Morte del feto e risarcimento del danno sulla base  ..[..]

  • Data: 14 Novembre

 

 

Il caso in esame aveva ad oggetto l'accertamento della responsabilità medica per morte del feto.

La vicenda sorgeva a seguito di giudizio, promosso dai genitori e dai nonni, i quali agivano nei confronti della struttura sanitaria sostenendo, in relazione alla morte del feto, la responsabilità del personale medico e rilevando, altresì, come la  gravidanza fosse considerata a rischio.

Il Tribunale di primo grado rigettava la richiesta di risarcimento del danno patrimoniale adducendo che tra la morte del feto e la prestazione della struttura non vi fosse nesso eziologico.

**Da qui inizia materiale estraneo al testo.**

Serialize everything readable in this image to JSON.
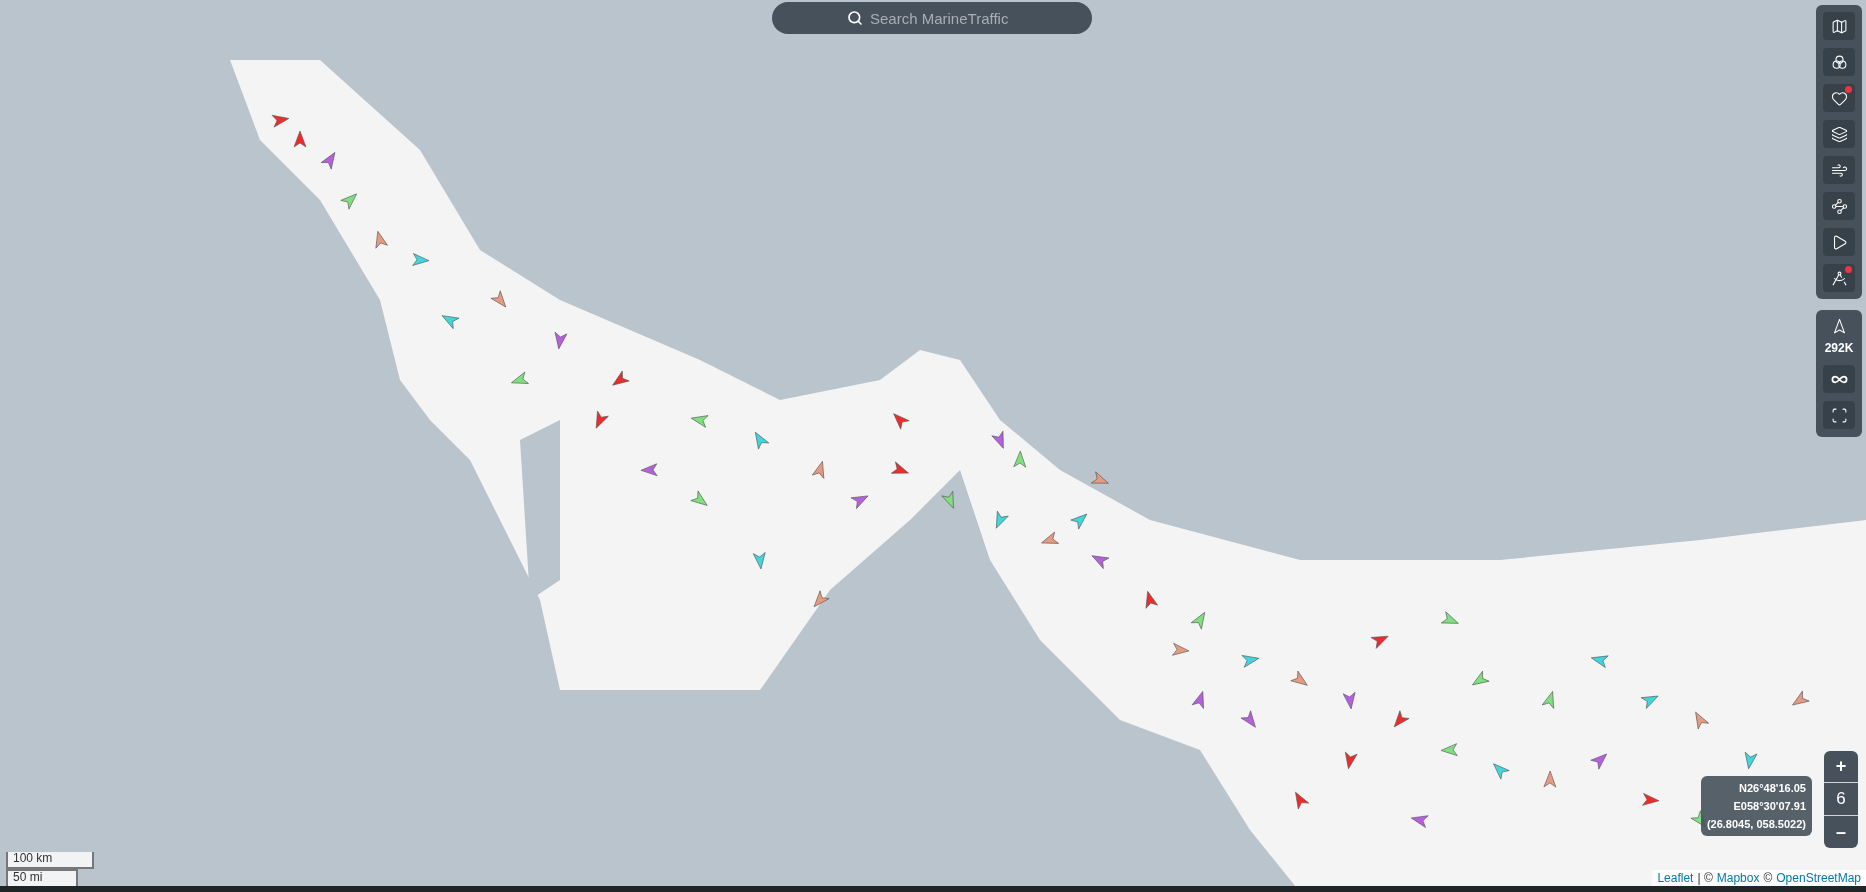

A quel punto gli attori impugnavano la decisione dinanzi alla Corte di Appello competente dove ritenevano la ctu errata e dove criticavano i criteri di riparto dell'onere della prova.

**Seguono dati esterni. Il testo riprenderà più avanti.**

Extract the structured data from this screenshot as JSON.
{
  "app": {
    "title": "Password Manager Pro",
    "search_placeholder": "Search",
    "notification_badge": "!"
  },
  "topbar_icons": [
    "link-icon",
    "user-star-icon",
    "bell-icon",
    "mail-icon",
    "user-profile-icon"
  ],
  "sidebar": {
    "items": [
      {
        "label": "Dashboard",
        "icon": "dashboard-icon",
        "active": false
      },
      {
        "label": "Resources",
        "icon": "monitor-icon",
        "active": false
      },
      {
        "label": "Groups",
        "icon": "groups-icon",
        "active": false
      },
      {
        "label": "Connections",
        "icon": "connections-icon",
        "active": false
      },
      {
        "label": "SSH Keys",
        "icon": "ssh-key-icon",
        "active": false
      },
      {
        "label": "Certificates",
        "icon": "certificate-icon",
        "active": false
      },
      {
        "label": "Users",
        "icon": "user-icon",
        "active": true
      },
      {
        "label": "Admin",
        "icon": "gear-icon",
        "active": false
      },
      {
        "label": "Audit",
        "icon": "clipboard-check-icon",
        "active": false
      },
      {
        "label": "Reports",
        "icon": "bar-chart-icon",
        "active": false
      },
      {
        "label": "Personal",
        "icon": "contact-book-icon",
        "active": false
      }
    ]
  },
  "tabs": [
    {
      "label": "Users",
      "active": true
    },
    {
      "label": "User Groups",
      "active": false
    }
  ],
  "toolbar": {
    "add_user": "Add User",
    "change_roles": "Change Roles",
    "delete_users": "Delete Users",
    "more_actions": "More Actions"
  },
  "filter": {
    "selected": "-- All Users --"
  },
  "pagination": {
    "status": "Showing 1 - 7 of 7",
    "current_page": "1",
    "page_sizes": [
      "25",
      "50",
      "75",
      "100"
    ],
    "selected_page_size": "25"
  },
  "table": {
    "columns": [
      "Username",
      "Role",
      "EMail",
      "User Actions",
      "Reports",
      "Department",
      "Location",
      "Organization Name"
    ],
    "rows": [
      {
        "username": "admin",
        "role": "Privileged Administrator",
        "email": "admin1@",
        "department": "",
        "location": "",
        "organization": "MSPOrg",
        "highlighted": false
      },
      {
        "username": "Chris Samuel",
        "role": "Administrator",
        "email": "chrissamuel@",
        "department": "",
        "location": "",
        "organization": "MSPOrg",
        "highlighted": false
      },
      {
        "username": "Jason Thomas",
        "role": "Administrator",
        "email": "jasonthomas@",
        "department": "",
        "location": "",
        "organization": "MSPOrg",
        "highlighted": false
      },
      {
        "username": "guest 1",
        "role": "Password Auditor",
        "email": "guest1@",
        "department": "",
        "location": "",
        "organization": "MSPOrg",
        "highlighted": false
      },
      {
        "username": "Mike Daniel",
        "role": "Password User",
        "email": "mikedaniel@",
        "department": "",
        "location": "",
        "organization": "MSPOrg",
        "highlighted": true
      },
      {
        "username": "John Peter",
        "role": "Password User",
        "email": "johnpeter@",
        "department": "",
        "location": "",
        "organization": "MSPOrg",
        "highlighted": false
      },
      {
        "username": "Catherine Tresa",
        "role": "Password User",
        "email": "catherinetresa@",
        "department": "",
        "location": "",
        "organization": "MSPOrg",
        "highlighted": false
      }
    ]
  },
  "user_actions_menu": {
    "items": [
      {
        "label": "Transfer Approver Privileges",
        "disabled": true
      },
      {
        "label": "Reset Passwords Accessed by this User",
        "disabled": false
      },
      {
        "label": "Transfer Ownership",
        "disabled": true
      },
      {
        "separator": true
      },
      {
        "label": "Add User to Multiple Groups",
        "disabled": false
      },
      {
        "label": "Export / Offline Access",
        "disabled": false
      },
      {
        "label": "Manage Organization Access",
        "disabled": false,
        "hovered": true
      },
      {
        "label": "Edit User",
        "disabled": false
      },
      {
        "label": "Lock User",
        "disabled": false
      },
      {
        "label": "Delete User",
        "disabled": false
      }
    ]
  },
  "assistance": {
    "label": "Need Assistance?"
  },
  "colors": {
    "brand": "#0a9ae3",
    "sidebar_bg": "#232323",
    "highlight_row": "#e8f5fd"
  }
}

La Corte di Appello, espletava nuova CTU e, all'esito del giudizio, condannava l'azienda sanitaria al risarcimento del danno sia nei confronti dei genitori che dei nonni.

L'importo a titolo di risarcimento veniva liquidato in base alle tabelle di Milano applicando l'importo pari alla metà del minimo in considerazione del fatto che, trattandosi di morte di un feto, “mancava l'instaurarsi di un rapporto oggettivo (fisico e psichico) tra nonni, genitori e nipote, figlio”.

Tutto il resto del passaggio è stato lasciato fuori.